Books: China Miéville's Kraken describes a London where old gods go to retire, something out of an Unknown Armies RPG campaign, an urban fantasyscape that exuberantly makes use of every facet of everyday life in some insane magical way. I would SWEAR that some of the Moffat-era Doctor Who stories were inspired by single throwaway lines from this novel. The story follows various factions (and accidental initiates into this world) scurrying to find a giant squid specimen stolen from the Natural History Museum before it's used to trigger an Apocalypse, the writer reveling in plot contortions and convolutions along the way and getting us to a totally appropriate climax, at a place where you're able to forgive any red herrings you might have invested in. There are several characters in this I'm going to remember a long while, I think. Miéville should always be having this much fun; it's infectious.
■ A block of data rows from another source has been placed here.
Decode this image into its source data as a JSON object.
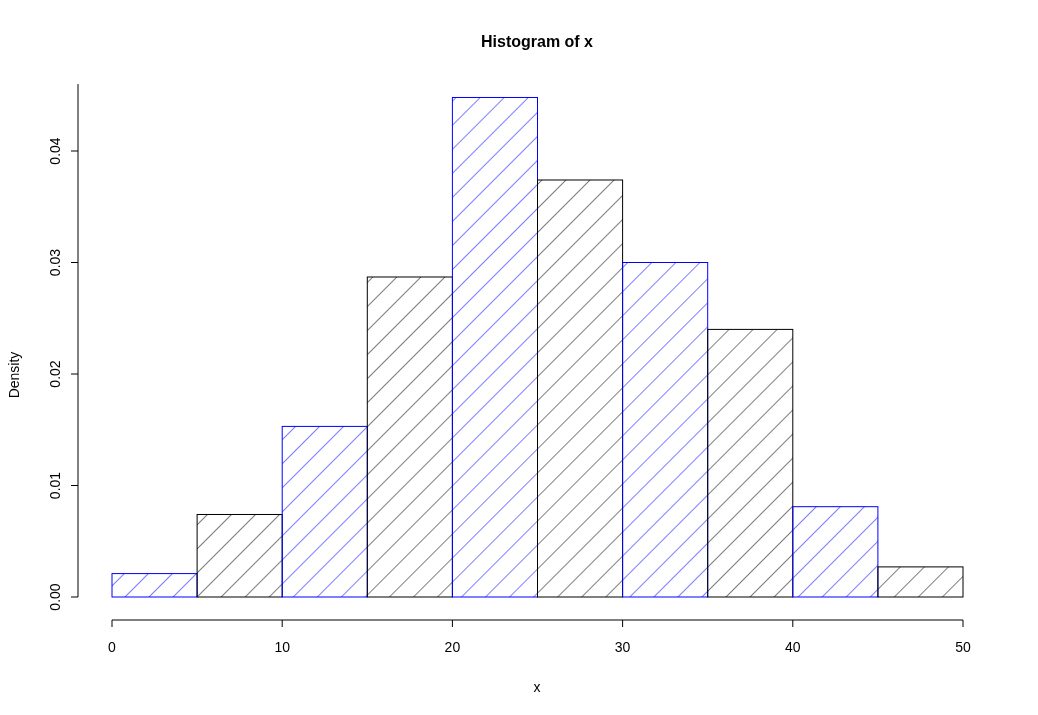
{
  "chart_data": {
    "type": "histogram",
    "title": "Histogram of x",
    "xlabel": "x",
    "ylabel": "Density",
    "bins": [
      0,
      5,
      10,
      15,
      20,
      25,
      30,
      35,
      40,
      45,
      50
    ],
    "values": [
      0.0021,
      0.0074,
      0.0153,
      0.0287,
      0.0448,
      0.0374,
      0.03,
      0.024,
      0.0081,
      0.0027
    ],
    "colors": [
      "#0000ff",
      "#000000",
      "#0000ff",
      "#000000",
      "#0000ff",
      "#000000",
      "#0000ff",
      "#000000",
      "#0000ff",
      "#000000"
    ],
    "xlim": [
      0,
      50
    ],
    "xticks": [
      0,
      10,
      20,
      30,
      40,
      50
    ],
    "ylim": [
      0,
      0.046
    ],
    "yticks": [
      {
        "value": 0,
        "label": "0.00"
      },
      {
        "value": 0.01,
        "label": "0.01"
      },
      {
        "value": 0.02,
        "label": "0.02"
      },
      {
        "value": 0.03,
        "label": "0.03"
      },
      {
        "value": 0.04,
        "label": "0.04"
      }
    ],
    "grid": false
  }
}
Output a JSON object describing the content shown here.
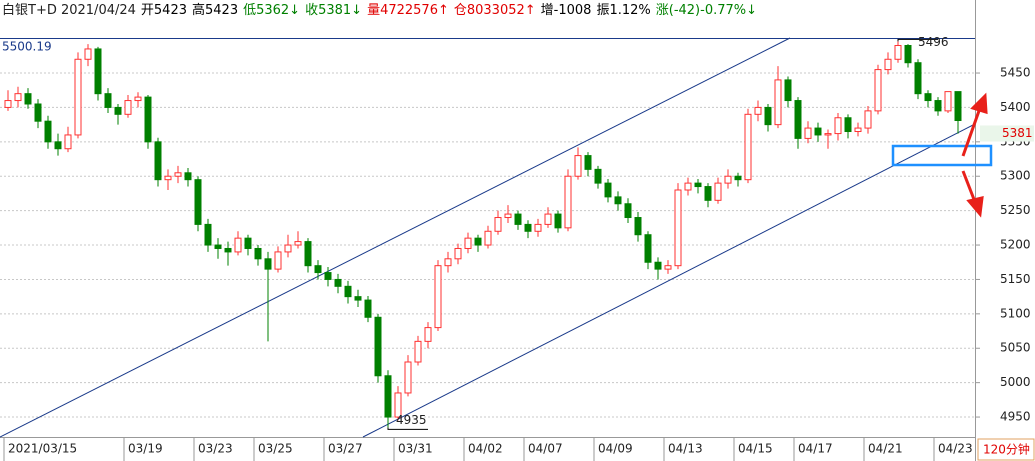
{
  "chart_data": {
    "type": "candlestick",
    "title": "白银T+D 2021/04/24",
    "quote": [
      {
        "text": "开5423",
        "color": "#000000"
      },
      {
        "text": "高5423",
        "color": "#000000"
      },
      {
        "text": "低5362↓",
        "color": "#008000"
      },
      {
        "text": "收5381↓",
        "color": "#008000"
      },
      {
        "text": "量4722576↑",
        "color": "#e00000"
      },
      {
        "text": "仓8033052↑",
        "color": "#e00000"
      },
      {
        "text": "增-1008",
        "color": "#000000"
      },
      {
        "text": "振1.12%",
        "color": "#000000"
      },
      {
        "text": "涨(-42)-0.77%↓",
        "color": "#008000"
      }
    ],
    "period": "120分钟",
    "up_color": "#ff3232",
    "down_color": "#008000",
    "grid": true,
    "ylim": [
      4921,
      5500.19
    ],
    "yticks": [
      4950,
      5000,
      5050,
      5100,
      5150,
      5200,
      5250,
      5300,
      5350,
      5400,
      5450
    ],
    "xticks": [
      {
        "value": 0,
        "label": "2021/03/15"
      },
      {
        "value": 12,
        "label": "03/19"
      },
      {
        "value": 19,
        "label": "03/23"
      },
      {
        "value": 25,
        "label": "03/25"
      },
      {
        "value": 32,
        "label": "03/27"
      },
      {
        "value": 39,
        "label": "03/31"
      },
      {
        "value": 46,
        "label": "04/02"
      },
      {
        "value": 52,
        "label": "04/07"
      },
      {
        "value": 59,
        "label": "04/09"
      },
      {
        "value": 66,
        "label": "04/13"
      },
      {
        "value": 73,
        "label": "04/15"
      },
      {
        "value": 79,
        "label": "04/17"
      },
      {
        "value": 86,
        "label": "04/21"
      },
      {
        "value": 93,
        "label": "04/23"
      }
    ],
    "candles": [
      [
        5400,
        5425,
        5395,
        5410
      ],
      [
        5410,
        5430,
        5400,
        5420
      ],
      [
        5420,
        5428,
        5398,
        5405
      ],
      [
        5405,
        5412,
        5370,
        5380
      ],
      [
        5380,
        5388,
        5340,
        5350
      ],
      [
        5350,
        5362,
        5330,
        5340
      ],
      [
        5340,
        5372,
        5335,
        5360
      ],
      [
        5360,
        5480,
        5355,
        5470
      ],
      [
        5470,
        5492,
        5460,
        5485
      ],
      [
        5485,
        5488,
        5410,
        5420
      ],
      [
        5420,
        5428,
        5392,
        5400
      ],
      [
        5400,
        5405,
        5375,
        5390
      ],
      [
        5390,
        5418,
        5385,
        5410
      ],
      [
        5410,
        5422,
        5400,
        5415
      ],
      [
        5415,
        5418,
        5340,
        5350
      ],
      [
        5350,
        5356,
        5285,
        5295
      ],
      [
        5295,
        5310,
        5280,
        5300
      ],
      [
        5300,
        5315,
        5290,
        5305
      ],
      [
        5305,
        5312,
        5285,
        5295
      ],
      [
        5295,
        5300,
        5220,
        5230
      ],
      [
        5230,
        5238,
        5190,
        5200
      ],
      [
        5200,
        5210,
        5180,
        5195
      ],
      [
        5195,
        5205,
        5170,
        5190
      ],
      [
        5190,
        5220,
        5185,
        5210
      ],
      [
        5210,
        5215,
        5185,
        5195
      ],
      [
        5195,
        5200,
        5170,
        5180
      ],
      [
        5180,
        5190,
        5060,
        5165
      ],
      [
        5165,
        5198,
        5160,
        5190
      ],
      [
        5190,
        5215,
        5182,
        5200
      ],
      [
        5200,
        5220,
        5195,
        5205
      ],
      [
        5205,
        5210,
        5160,
        5170
      ],
      [
        5170,
        5178,
        5150,
        5160
      ],
      [
        5160,
        5168,
        5140,
        5150
      ],
      [
        5150,
        5158,
        5130,
        5140
      ],
      [
        5140,
        5148,
        5115,
        5125
      ],
      [
        5125,
        5135,
        5110,
        5120
      ],
      [
        5120,
        5126,
        5088,
        5095
      ],
      [
        5095,
        5100,
        5000,
        5010
      ],
      [
        5010,
        5018,
        4935,
        4950
      ],
      [
        4950,
        4995,
        4945,
        4985
      ],
      [
        4985,
        5040,
        4980,
        5030
      ],
      [
        5030,
        5068,
        5025,
        5060
      ],
      [
        5060,
        5088,
        5050,
        5080
      ],
      [
        5080,
        5178,
        5075,
        5170
      ],
      [
        5170,
        5190,
        5160,
        5180
      ],
      [
        5180,
        5202,
        5172,
        5195
      ],
      [
        5195,
        5218,
        5188,
        5210
      ],
      [
        5210,
        5215,
        5190,
        5200
      ],
      [
        5200,
        5228,
        5195,
        5220
      ],
      [
        5220,
        5250,
        5215,
        5240
      ],
      [
        5240,
        5258,
        5232,
        5245
      ],
      [
        5245,
        5250,
        5222,
        5230
      ],
      [
        5230,
        5236,
        5210,
        5220
      ],
      [
        5220,
        5238,
        5212,
        5230
      ],
      [
        5230,
        5255,
        5225,
        5245
      ],
      [
        5245,
        5250,
        5218,
        5225
      ],
      [
        5225,
        5310,
        5220,
        5300
      ],
      [
        5300,
        5342,
        5295,
        5330
      ],
      [
        5330,
        5335,
        5300,
        5310
      ],
      [
        5310,
        5315,
        5282,
        5290
      ],
      [
        5290,
        5296,
        5262,
        5270
      ],
      [
        5270,
        5278,
        5250,
        5260
      ],
      [
        5260,
        5268,
        5232,
        5240
      ],
      [
        5240,
        5248,
        5205,
        5215
      ],
      [
        5215,
        5220,
        5165,
        5175
      ],
      [
        5175,
        5182,
        5150,
        5165
      ],
      [
        5165,
        5178,
        5158,
        5170
      ],
      [
        5170,
        5290,
        5165,
        5280
      ],
      [
        5280,
        5298,
        5272,
        5290
      ],
      [
        5290,
        5296,
        5275,
        5285
      ],
      [
        5285,
        5290,
        5255,
        5265
      ],
      [
        5265,
        5298,
        5260,
        5290
      ],
      [
        5290,
        5310,
        5282,
        5300
      ],
      [
        5300,
        5305,
        5285,
        5295
      ],
      [
        5295,
        5398,
        5290,
        5390
      ],
      [
        5390,
        5410,
        5380,
        5400
      ],
      [
        5400,
        5405,
        5365,
        5375
      ],
      [
        5375,
        5460,
        5370,
        5440
      ],
      [
        5440,
        5445,
        5400,
        5410
      ],
      [
        5410,
        5415,
        5340,
        5355
      ],
      [
        5355,
        5380,
        5348,
        5370
      ],
      [
        5370,
        5378,
        5350,
        5360
      ],
      [
        5360,
        5368,
        5340,
        5362
      ],
      [
        5362,
        5392,
        5352,
        5385
      ],
      [
        5385,
        5390,
        5355,
        5365
      ],
      [
        5365,
        5378,
        5358,
        5370
      ],
      [
        5370,
        5402,
        5362,
        5395
      ],
      [
        5395,
        5462,
        5390,
        5455
      ],
      [
        5455,
        5480,
        5448,
        5470
      ],
      [
        5470,
        5496,
        5465,
        5490
      ],
      [
        5490,
        5492,
        5458,
        5465
      ],
      [
        5465,
        5470,
        5412,
        5420
      ],
      [
        5420,
        5425,
        5400,
        5410
      ],
      [
        5410,
        5415,
        5388,
        5395
      ],
      [
        5395,
        5423,
        5392,
        5423
      ],
      [
        5423,
        5423,
        5362,
        5381
      ]
    ]
  }
}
Theater: Went to a theater laboratory hosted by le Théâtre de la Cigogne (Theater of the Stork) where they presented a "draft" of their newest stage project, after which the audience was invited to discuss what they'd seen, felt, and understood. "Violences" is a series of tableaus (some realistic, some metaphorical) about misogyny and rape culture, what it does to our culture, to both men and women, and how it manifests as punctual or sustained violence. Can't wait to see the finished product down the line, but I thought it was all deeply interesting even at this early stage, and great to discover "accidents" in this cursory staging that actually made the play more interesting for me, and which they'll hopefully integrate. One of these, to give an example, was the limited workshopping cast, which meant a woman had to play several male roles. While it remained ambiguous, the idea that a woman acted/talked like a man (a "boy's club/Trump's bus" kind of man) created an incongruity that immediately started you thinking about how abnormal it all was, which should have led you to the next though - it's not normal when men do it either. Most of the tableaus in fact led you to question societal assumptions, creating an open dialog with the audience (even before the Q&A) without being too on the nose or moralizing. Thought-provoking and deeply effective, I think this troupe has another winner on its hands.